Why do I miss him? He's a CHEATER
Hello all,
It's so much going through my mind right now I just don't know where to start. My boyfriend and I have been together for 6 years and I have caught him cheating on me 3 times one 3 years ago and twice just recently... twice with the same girl... on new years eve I came down with the flu so instead of us going out together I opted to stay at home and rest. I came to find out around 1/8 that he had taken this chick to a sleazy motel to have sex while I was at home miserable. I got all of my things and I left the house not really knowing where I was going to go or what I was going to do... he begged and cried and creid and promised that he would never hurt me like this again blah, blah, blah so yea stupidly I took him back and moved back home on 2/18... on 2/25 I called his phone and the same girl that he took to the motel answered his phone, we'll call her "sideline hoe". She began telling me all type of things such as him telling her that we were no longer together and had her thinking that the two of them were in a committed relationship. I LOST IT... I had, had enough... I moved back home with my parents and plan to stay there because I just cannot take it anymore, I am apartment hunting because it's painful even being at my parents house with so many memories of US being there as well.

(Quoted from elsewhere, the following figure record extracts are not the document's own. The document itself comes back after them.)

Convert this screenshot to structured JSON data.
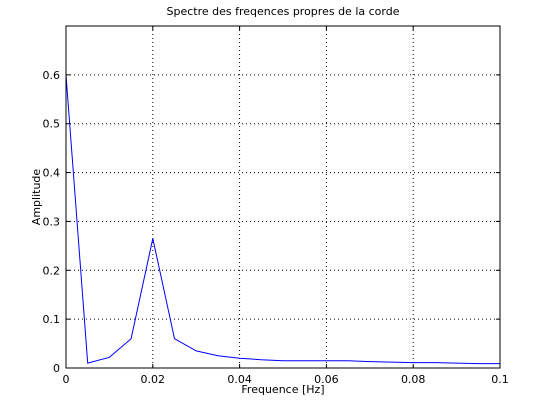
{
  "chart_data": {
    "type": "line",
    "title": "Spectre des freqences propres de la corde",
    "xlabel": "Frequence [Hz]",
    "ylabel": "Amplitude",
    "xlim": [
      0,
      0.1
    ],
    "ylim": [
      0,
      0.7
    ],
    "grid": true,
    "x_ticks": [
      0,
      0.02,
      0.04,
      0.06,
      0.08,
      0.1
    ],
    "x_tick_labels": [
      "0",
      "0.02",
      "0.04",
      "0.06",
      "0.08",
      "0.1"
    ],
    "y_ticks": [
      0,
      0.1,
      0.2,
      0.3,
      0.4,
      0.5,
      0.6
    ],
    "y_tick_labels": [
      "0",
      "0.1",
      "0.2",
      "0.3",
      "0.4",
      "0.5",
      "0.6"
    ],
    "series": [
      {
        "color": "#0000ff",
        "x": [
          0,
          0.005,
          0.01,
          0.015,
          0.02,
          0.025,
          0.03,
          0.035,
          0.04,
          0.045,
          0.05,
          0.055,
          0.06,
          0.065,
          0.07,
          0.075,
          0.08,
          0.085,
          0.09,
          0.095,
          0.1
        ],
        "y": [
          0.6,
          0.01,
          0.022,
          0.06,
          0.265,
          0.06,
          0.035,
          0.025,
          0.02,
          0.017,
          0.015,
          0.015,
          0.015,
          0.015,
          0.013,
          0.012,
          0.011,
          0.011,
          0.01,
          0.009,
          0.009
        ]
      }
    ]
  }
}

I'm having one of my pity party days today where all I can think about is him. I know that he does not deserve me but I cannot help missing him. WHAT IS WRONG WITH ME?? Other than the constant cheating he is very good to me, there is nothing that he won't do for me and I now find myself thinking of all of the good times instead of the bad times and that's making me want to go back home, but I have to stand my ground, I cannot keep going through this never ending cycle of hurt. Can someone please tell me what my deal is, why is it so hard to let go?